Nope, it's the Ace.
I don't mean to be harsh, but few detectors will be able to deal with that kind of situation. My Minelab Sovereign would have to just sit in the van if it's all I had with me.
I have real old Tesoros that don't make a lot of noise around a lot of iron and the Compasses don't do that either.
In fact, I installed a shunt alongside a 5-5000 ohm pot on my GB on my old Compass RM7 just for fun and I can lay a piece of 6 inch by 6 inch by 1/2" steel plate right on the ground and cancel it completely. Then I can lay a nickel right on top of it or beside it or 6 inches from it, and pick up the nickel very clearly. With my Compass XP Pro or my Compass Scanner R&C I can cancel a steel washer the diameter of a donut and when I put a nickel or other coin right in the middle of it it will sound off on the nickel but not on the washer. I can do the same thing wth a Tesoro Silver Saber, Golden Sabre, Compadre, or Silver uMax or almost any other Tesoro too. An Ace 250 will not do that. It can't because it has a delayed response and can't keep up with that much target change, nor that fast.. A.H. Pro invented discrimination (1972). Tesoro invented "Control Phase Response" discrimination, very rare and very exclusive. Fisher invented automatic ground balance. Compass invented auto-retune, DD coils, etc.

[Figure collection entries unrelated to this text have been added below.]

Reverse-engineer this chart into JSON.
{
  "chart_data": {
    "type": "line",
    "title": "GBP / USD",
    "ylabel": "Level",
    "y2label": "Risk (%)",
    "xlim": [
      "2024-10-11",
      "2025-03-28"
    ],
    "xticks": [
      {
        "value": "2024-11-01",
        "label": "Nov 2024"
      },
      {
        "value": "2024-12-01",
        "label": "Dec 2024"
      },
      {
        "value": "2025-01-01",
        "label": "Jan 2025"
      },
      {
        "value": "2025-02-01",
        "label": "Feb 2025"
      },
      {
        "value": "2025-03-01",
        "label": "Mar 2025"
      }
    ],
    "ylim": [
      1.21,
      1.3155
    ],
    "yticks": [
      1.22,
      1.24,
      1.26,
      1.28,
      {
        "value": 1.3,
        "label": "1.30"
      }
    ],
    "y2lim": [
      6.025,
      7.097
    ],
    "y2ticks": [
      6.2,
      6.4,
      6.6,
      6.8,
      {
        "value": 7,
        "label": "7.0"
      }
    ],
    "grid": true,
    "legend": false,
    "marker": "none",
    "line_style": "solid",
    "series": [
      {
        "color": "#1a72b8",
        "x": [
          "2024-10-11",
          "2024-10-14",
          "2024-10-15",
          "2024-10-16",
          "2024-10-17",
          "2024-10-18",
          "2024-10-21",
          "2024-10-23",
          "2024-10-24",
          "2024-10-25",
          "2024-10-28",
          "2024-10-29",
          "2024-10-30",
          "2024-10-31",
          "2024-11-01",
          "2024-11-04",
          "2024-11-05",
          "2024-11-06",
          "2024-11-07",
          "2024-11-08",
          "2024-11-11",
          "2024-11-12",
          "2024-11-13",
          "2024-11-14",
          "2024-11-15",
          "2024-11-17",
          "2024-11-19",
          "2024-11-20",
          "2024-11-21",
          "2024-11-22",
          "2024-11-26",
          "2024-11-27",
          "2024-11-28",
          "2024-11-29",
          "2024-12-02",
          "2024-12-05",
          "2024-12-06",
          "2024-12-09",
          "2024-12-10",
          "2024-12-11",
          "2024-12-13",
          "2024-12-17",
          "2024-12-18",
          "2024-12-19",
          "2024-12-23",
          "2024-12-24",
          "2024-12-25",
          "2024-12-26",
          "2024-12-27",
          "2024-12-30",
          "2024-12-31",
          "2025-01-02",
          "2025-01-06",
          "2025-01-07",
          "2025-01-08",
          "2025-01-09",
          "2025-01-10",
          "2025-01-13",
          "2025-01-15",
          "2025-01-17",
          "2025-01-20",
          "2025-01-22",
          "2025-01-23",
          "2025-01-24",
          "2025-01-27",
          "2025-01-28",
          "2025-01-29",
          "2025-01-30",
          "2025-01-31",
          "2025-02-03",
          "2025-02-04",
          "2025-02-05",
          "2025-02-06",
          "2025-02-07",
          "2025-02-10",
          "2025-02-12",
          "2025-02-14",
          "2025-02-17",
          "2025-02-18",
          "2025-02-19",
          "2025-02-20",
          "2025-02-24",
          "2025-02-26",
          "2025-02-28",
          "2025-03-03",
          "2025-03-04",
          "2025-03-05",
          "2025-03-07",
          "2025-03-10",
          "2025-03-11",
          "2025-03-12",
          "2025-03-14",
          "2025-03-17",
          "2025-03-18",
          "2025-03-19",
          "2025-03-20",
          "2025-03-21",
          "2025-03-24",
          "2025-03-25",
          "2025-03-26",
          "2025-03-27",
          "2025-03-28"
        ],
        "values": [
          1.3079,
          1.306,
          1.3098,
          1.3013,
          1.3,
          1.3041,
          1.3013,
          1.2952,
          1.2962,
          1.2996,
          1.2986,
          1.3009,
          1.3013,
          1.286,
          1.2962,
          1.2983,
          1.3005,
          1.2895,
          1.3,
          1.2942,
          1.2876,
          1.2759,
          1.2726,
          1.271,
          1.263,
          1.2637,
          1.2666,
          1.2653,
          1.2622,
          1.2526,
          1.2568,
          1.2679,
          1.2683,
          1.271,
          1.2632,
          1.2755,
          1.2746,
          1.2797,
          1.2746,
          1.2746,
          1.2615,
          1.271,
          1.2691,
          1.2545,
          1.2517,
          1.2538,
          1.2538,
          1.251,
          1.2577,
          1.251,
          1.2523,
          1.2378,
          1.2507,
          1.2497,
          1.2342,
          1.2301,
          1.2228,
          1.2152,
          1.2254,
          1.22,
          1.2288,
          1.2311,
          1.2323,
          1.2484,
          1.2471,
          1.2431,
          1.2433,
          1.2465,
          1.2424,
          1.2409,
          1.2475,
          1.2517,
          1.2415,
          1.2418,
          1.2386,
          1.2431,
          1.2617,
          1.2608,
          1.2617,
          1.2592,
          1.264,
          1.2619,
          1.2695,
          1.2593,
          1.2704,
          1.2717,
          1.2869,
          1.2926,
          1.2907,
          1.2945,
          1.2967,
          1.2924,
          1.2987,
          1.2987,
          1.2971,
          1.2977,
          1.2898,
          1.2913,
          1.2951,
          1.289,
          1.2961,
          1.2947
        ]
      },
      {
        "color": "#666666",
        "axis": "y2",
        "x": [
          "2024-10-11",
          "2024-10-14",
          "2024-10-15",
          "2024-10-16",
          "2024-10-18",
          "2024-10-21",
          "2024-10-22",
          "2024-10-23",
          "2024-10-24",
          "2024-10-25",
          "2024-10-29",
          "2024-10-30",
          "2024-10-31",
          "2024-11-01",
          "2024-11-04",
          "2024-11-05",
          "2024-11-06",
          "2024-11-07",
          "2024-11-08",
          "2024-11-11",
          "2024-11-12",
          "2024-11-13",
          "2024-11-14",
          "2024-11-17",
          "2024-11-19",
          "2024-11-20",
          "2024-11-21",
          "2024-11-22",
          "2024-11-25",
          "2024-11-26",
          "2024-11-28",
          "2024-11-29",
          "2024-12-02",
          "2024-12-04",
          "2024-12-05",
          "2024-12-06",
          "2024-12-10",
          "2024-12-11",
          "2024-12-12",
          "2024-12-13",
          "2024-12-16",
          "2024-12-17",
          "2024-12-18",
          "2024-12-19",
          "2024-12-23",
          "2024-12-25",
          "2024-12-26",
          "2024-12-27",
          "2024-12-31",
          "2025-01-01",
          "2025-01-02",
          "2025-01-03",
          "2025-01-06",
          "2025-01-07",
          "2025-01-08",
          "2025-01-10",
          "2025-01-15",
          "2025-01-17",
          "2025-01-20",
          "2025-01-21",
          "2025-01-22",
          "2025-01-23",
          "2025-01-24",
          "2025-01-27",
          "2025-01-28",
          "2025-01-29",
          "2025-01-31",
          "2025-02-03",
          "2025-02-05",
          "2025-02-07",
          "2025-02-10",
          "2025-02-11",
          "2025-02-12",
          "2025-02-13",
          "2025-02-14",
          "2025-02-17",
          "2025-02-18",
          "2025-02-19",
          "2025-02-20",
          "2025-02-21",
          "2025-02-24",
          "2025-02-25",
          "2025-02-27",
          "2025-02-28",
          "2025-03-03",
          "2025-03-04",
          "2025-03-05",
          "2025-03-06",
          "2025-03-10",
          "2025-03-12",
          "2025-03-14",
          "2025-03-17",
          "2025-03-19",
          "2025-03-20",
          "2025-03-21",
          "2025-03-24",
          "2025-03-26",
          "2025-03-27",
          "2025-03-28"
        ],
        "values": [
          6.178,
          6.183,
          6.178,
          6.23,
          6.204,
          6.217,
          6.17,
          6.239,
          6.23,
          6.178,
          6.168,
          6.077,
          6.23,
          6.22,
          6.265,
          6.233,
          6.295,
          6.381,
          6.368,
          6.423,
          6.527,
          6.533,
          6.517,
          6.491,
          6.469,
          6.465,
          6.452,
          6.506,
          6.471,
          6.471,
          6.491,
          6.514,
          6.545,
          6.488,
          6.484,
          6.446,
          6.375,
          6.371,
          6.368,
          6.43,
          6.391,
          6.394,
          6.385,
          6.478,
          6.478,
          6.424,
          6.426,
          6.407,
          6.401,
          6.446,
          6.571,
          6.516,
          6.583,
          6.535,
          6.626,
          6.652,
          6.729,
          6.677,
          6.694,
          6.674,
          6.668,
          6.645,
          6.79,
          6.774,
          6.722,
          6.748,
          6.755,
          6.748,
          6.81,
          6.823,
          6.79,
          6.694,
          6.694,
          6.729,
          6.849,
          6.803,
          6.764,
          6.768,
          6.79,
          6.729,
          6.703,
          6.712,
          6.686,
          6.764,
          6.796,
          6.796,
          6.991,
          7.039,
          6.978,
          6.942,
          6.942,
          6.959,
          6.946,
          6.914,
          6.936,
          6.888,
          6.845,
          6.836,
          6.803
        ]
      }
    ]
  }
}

The old 1970's A.H Pros could do the above washer test easily. Those were really good discriminators too, some of the best. A.H. Electronics INVENTED discrimination (patent #US 4263553). An AH Pro Quintron or Phantom (the first ground cancel discriminators), also patent #US4263553, could do it too, not just their "Super Pro", Backpacker, etc models. A White's Classic can do a fair job of it and so can a Prism, but not as well as the new Tesoros or the old Tesoros, AH Pro's, or Compasses. An Ace 100, 200, or 300 can't do it and neither can an Explorer. The old Tesoros were a bit better than the new ones at canceling iron. Like one old man I used to know who was a dealer, said, "they don't make 'em any better, they just make 'em different". BTW, Westinghouse Electric invented multi-frequency detectors back in 1972, not Minelab.
I often use a 3 inch coil on my favorite detector, but I also use a 6 inch, and it's the detector that really makes the difference, not the small coil. Yes, a small coil helps, but mostly they are best used to find smaller items like earrings, not to cherry pick any better, regardless of what people might think. I know because I used to open them up and repair the things, and they are a real mess to deal with too. The coil windings between a 3" and a 6" coil are nearly the same diameter inside the casing. Compasses though have "tuned" coils, meaning that they have a circuitboad inside the coil that balances the signal instead of using a balon capacitor or coil to control it. Nautiluses have this too, but they are set up in a different way.
Go online dude. Get a cheap Silver Saber or Compadre and enjoy the hobby more- without all the falsing. I still have a 1983 Silver Saber uMax and it has NEVER falsed, not even once, even on the nastiest of salt/magnetite beaches. It won't even false if I run it over a piece of 6'X6' solid steel. Neither will my Golden Saber. And they are both 24 years old. Tesoros are silver MAGNETS, perfect cherry pickers, and probably about the best discriminators you can buy new or old. I have found more silver rings and coins with my old Silver Saber than with all my current 23 detectors and all my old ones combined, and it only weighs 2 1/2 pounds. I've found the most gold with my Compasses though, with a cz-70 coming in just under the Compasses..
You can buy a used Silver
Saber for as little as $50 on eBay or Craig's List and they are real sweethearts.
One last little secret: The new low cost Tesoros are not a whole lot different in their circuitry than the ones from 20-25 years ago. That's why they work so well in a lot of iron.